Frontiers of the Roman Empire - Lower German Limes, together with the Dutch Limes TWHS, is scheduled to be nominated in 2021. Together they form the 3rd of 4 clusters of separate stretches of the Roman frontiers up for inclusion, after the already inscribed UK/German one plus the ‘western Danube Limes’ (2019) and before the ‘eastern Danube Limes’ (2022). The Lower German Limes is concentrated along the river Rhine, which acted as a natural border of the Roman province of Germania Inferior.

I had ‘been’ to its Dutch counterpart already in 2011, which was a very underwhelming experience. Both Lower German parts together are said to comprise 55 locations. Among the locations in Germany, it’s hard to say which stand out so much that they warrant a visit. I choose Xanten, which is home to 4 of the locations ánd has a well-developed archaeological park plus Roman museum within its borders.

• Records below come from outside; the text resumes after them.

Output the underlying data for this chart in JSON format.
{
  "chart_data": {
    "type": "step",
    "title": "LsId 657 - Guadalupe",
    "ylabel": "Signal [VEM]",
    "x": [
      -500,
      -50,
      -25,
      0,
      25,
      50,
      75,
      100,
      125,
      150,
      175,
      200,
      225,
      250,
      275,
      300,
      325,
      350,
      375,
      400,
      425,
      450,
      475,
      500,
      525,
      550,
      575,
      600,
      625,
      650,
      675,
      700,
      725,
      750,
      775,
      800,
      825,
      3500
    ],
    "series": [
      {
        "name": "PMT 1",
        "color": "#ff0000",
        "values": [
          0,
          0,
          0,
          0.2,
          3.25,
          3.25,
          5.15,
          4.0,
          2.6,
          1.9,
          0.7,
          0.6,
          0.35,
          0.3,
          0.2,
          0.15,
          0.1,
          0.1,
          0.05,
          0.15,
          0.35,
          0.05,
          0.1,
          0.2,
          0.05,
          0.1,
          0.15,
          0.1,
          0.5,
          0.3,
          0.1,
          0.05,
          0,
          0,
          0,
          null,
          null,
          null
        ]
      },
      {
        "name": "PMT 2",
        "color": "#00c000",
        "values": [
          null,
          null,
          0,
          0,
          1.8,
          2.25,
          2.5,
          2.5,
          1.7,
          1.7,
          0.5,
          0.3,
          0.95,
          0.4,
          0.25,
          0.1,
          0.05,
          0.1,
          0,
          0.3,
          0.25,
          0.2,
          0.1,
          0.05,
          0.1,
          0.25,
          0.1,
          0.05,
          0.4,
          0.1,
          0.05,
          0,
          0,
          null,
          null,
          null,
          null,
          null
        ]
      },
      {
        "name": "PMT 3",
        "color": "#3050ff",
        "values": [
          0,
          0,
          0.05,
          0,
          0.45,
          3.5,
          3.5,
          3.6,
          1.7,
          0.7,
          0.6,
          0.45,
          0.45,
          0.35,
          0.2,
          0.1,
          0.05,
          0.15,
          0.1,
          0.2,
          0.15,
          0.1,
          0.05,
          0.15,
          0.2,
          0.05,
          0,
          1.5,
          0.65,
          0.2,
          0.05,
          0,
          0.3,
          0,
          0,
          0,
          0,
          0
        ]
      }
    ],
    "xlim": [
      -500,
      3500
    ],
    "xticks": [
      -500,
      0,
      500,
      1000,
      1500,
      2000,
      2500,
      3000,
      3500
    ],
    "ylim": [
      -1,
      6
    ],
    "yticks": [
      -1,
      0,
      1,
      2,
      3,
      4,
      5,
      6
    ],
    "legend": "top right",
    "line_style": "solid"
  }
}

Xanten is a mid-sized town just across the Dutch/German border near Nijmegen. In Roman times it was the site of the Roman city of Colonia Ulpia Traiana. The proposed locations include a road, a defensive structure, the late Roman fortress Tricensima and the legionary fortress Vetera. The tentative site description at the UNESCO website puts them somewhere off the coast of Somalia, but by turning the coordinates around I could trace them back to modern day Xanten. At least Tricensima is part of the Roman archaeological park, the others may be slightly outside.